Un santangiolino al fianco di Bono degli U2

«Sono partito nel 2008, non si parlava ancora di crisi – spiega Andrea Ghianda, santangiolino che da ormai otto anni vive a Bruxelles, dove lavora per l’Organizzazione non governativa One, fondata da Bono Vox, il cantante degli U2 -. Prima di partire lavoravo in un’agenzia di comunicazione, ma quando la mia ragazza, che oggi è mia moglie, è stata accettata per un dottorato a Bruxelles, abbiamo deciso di fare le valigie e di cambiare vita». Non sono mancati momenti di panico: «All’inizio faticavo a trovare lavoro, ho finito i risparmi, ho venduto la macchina – racconta -. Poi pian piano ho trovato la mia strada, un lavoro a tempo indeterminato, e ora io e mia moglie abbiamo una bambina e io mi occupo di comunicazione per One».

Oltre alle Ong e, naturalmente, all’Unione europea, a Bruxelles dominano un’atmosfera culturale e sociale vivace, che la rendono un punto di approdo per tanti giovani di tutta Europa, un crocevia importante dove si parlano tutte le lingue: «Prima veniva solo chi lavorava nel grande apparato dell’Unione europea.

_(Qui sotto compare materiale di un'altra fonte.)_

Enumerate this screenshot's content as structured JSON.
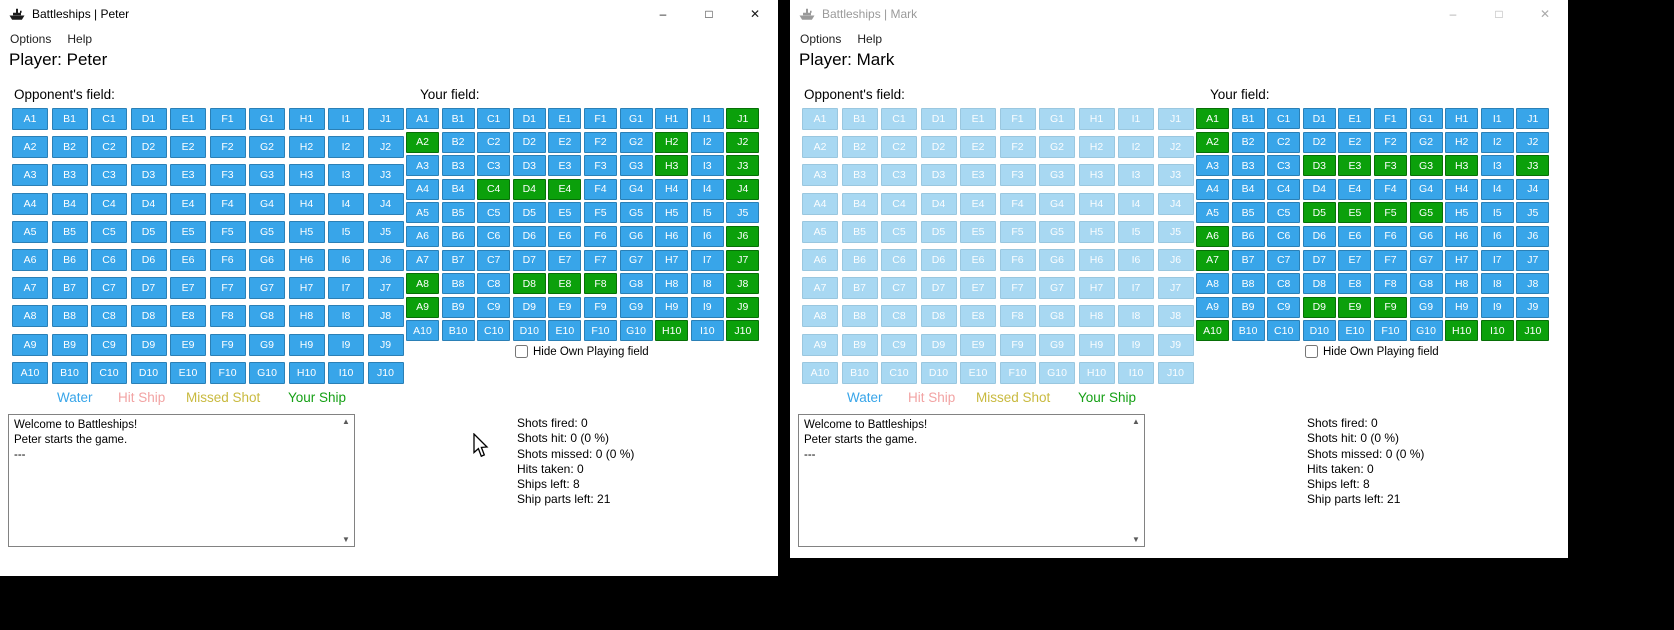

Ora, invece, ci sono molti italiani che approdano per altri motivi, magari perché hanno fatto l’Erasmus qui e hanno già dei contatti, oppure semplicemente perché vogliono rifarsi una vita – afferma Ghianda -. In realtà, c’è una lunga tradizione di immigrazione italiana in Belgio, che comincia già negli anni Cinquanta, quindi ci sono italiani presenti in molti settori della società». I ragazzi che negli ultimi anni sbarcano a Bruxelles, quindi, si buttano in attività di ogni tipo: «Un amico ha aperto un negozio di pasta fresca, ad esempio, e poi nel campo della ristorazione ci sono molte opportunità». Bruxelles è un porto di mare in cui chiunque può trovare un modo per emergere, a patto di avere pazienza, un po’ di fortuna e tanta forza di volontà: «Bruxelles è qualcosa di profondamente diverso dal resto del Belgio, è una vera e propria metropoli dove si incrociano persone di molte provenienze geografiche diverse, e gli italiani sono sicuramente ben visti». La voglia di tornare, però, ogni tanto torna a farsi sentire: “Ci piacerebbe tornare in Italia, perché le nostre famiglie sono lì, e vorremmo che la nostra bimba passasse del tempo con i nonni. Però – ammette Ghianda – è difficile rifare il salto nel buio quando non hai più venticinque anni e hai una figlia. C’è un po’ di paura». Di primo acchito, Andrea confessa il suo pessimismo: «Lavoro da anni nell’ambito della comunicazione politica, è difficile rimettersi a operare nel campo della comunicazione aziendale. Però, sono anche convinto di aver maturato una certa esperienza: se in Italia c’è un grande immobilismo per chi è agli inizi, chi ha esperienza può ancora trovare il giusto spazio».